Apenas intuyo el misterio canoro,
la luz antigua de los hospitales,
bibliotecas ambarinas,
el azúcar en la sal de los inviernos.
Mi ignorancia desprecia las máscaras,
surge de la claridad,
géiser de vida,
sin escrúpulos,
sin la lágrima de los cobardes,
sin el corazón tímido de los oficinistas.
Sé que el mercurio se iza cuando los pájaros viajan,
sé que dos labios fingen un eco,
sé que hay rodillas que sueñan con ser alas
como navíos en un mar de aire.
Mi indiferencia es un canon sin oratoria,
he visto un lunar en la sombra
y deduje que la ósmosis del color
ayuda a que crezca la nieve,
al rayo lo desdobla,
al pedigrí del reloj le devuelve el signo de la luz y de la noche,
como un papel traslucido en el fondo de un mar negro.
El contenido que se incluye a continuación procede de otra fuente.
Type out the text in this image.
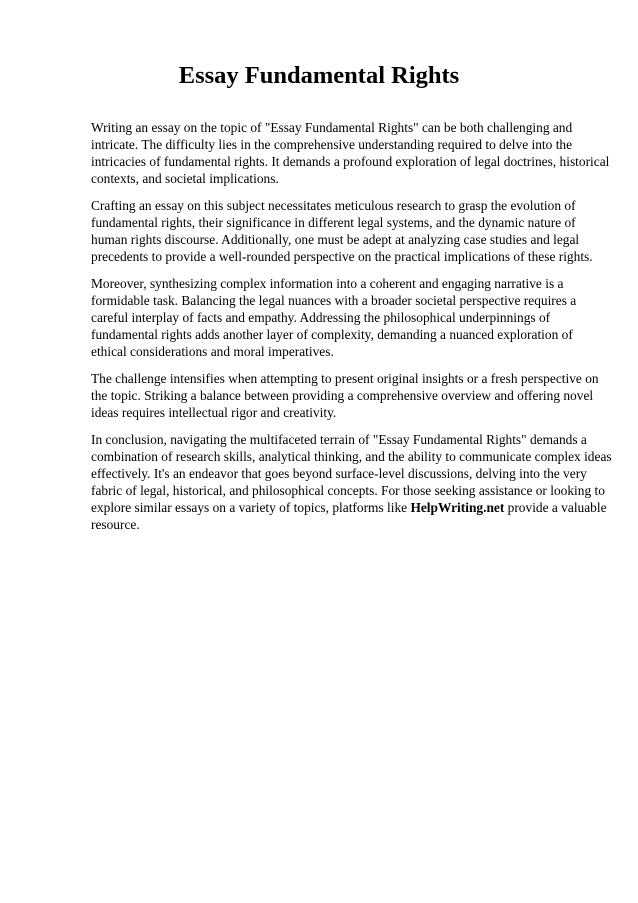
Essay Fundamental Rights

Writing an essay on the topic of "Essay Fundamental Rights" can be both challenging and
intricate. The difficulty lies in the comprehensive understanding required to delve into the
intricacies of fundamental rights. It demands a profound exploration of legal doctrines, historical
contexts, and societal implications.

Crafting an essay on this subject necessitates meticulous research to grasp the evolution of
fundamental rights, their significance in different legal systems, and the dynamic nature of
human rights discourse. Additionally, one must be adept at analyzing case studies and legal
precedents to provide a well-rounded perspective on the practical implications of these rights.

Moreover, synthesizing complex information into a coherent and engaging narrative is a
formidable task. Balancing the legal nuances with a broader societal perspective requires a
careful interplay of facts and empathy. Addressing the philosophical underpinnings of
fundamental rights adds another layer of complexity, demanding a nuanced exploration of
ethical considerations and moral imperatives.

The challenge intensifies when attempting to present original insights or a fresh perspective on
the topic. Striking a balance between providing a comprehensive overview and offering novel
ideas requires intellectual rigor and creativity.

In conclusion, navigating the multifaceted terrain of "Essay Fundamental Rights" demands a
combination of research skills, analytical thinking, and the ability to communicate complex ideas
effectively. It's an endeavor that goes beyond surface-level discussions, delving into the very
fabric of legal, historical, and philosophical concepts. For those seeking assistance or looking to
explore similar essays on a variety of topics, platforms like HelpWriting.net provide a valuable
resource.
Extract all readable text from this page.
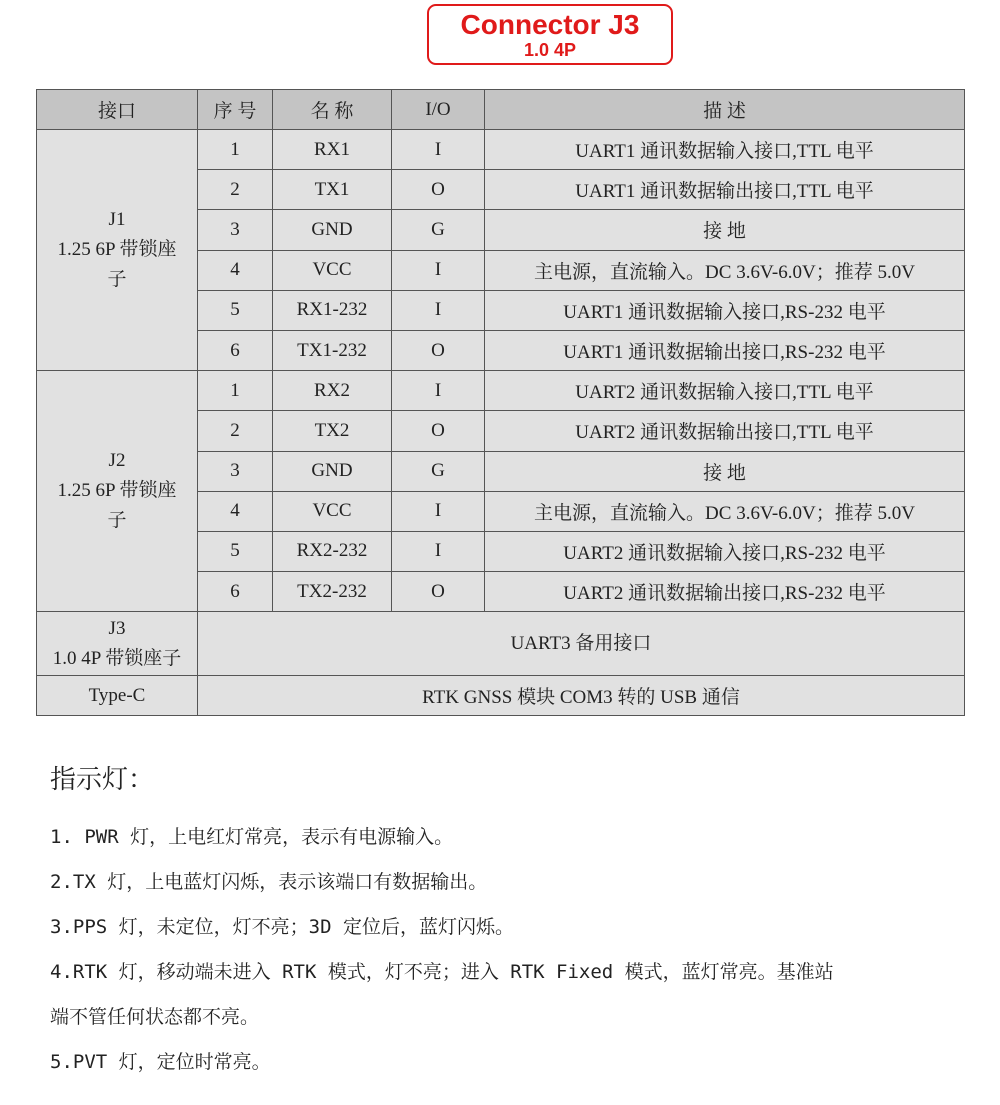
Connector J3
1.0 4P
接口	序 号	名 称	I/O	描 述

J1
1.25 6P 带锁座
子	1	RX1	I	UART1 通讯数据输入接口,TTL 电平
	2	TX1	O	UART1 通讯数据输出接口,TTL 电平
	3	GND	G	接 地
	4	VCC	I	主电源，直流输入。DC 3.6V-6.0V；推荐 5.0V
	5	RX1-232	I	UART1 通讯数据输入接口,RS-232 电平
	6	TX1-232	O	UART1 通讯数据输出接口,RS-232 电平

J2
1.25 6P 带锁座
子	1	RX2	I	UART2 通讯数据输入接口,TTL 电平
	2	TX2	O	UART2 通讯数据输出接口,TTL 电平
	3	GND	G	接 地
	4	VCC	I	主电源，直流输入。DC 3.6V-6.0V；推荐 5.0V
	5	RX2-232	I	UART2 通讯数据输入接口,RS-232 电平
	6	TX2-232	O	UART2 通讯数据输出接口,RS-232 电平

J3
1.0 4P 带锁座子	UART3 备用接口			
Type-C	RTK GNSS 模块 COM3 转的 USB 通信			
指示灯：

1. PWR 灯，上电红灯常亮，表示有电源输入。

2.TX 灯，上电蓝灯闪烁，表示该端口有数据输出。

3.PPS 灯，未定位，灯不亮；3D 定位后，蓝灯闪烁。

4.RTK 灯，移动端未进入 RTK 模式，灯不亮；进入 RTK Fixed 模式，蓝灯常亮。基准站

端不管任何状态都不亮。

5.PVT 灯，定位时常亮。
Lo que descubro se parece demasiado al olvido,
deja que la amnesia infinita ilumine mis axilas
y después háblame, de lugares perdidos,
de un hombre que boquea luz oscura,
de mí que he llovido en los sueños
sin entender nada,
extraño a la razón
igual que un loco que confunde su voz
con la voz de un dios inexistente.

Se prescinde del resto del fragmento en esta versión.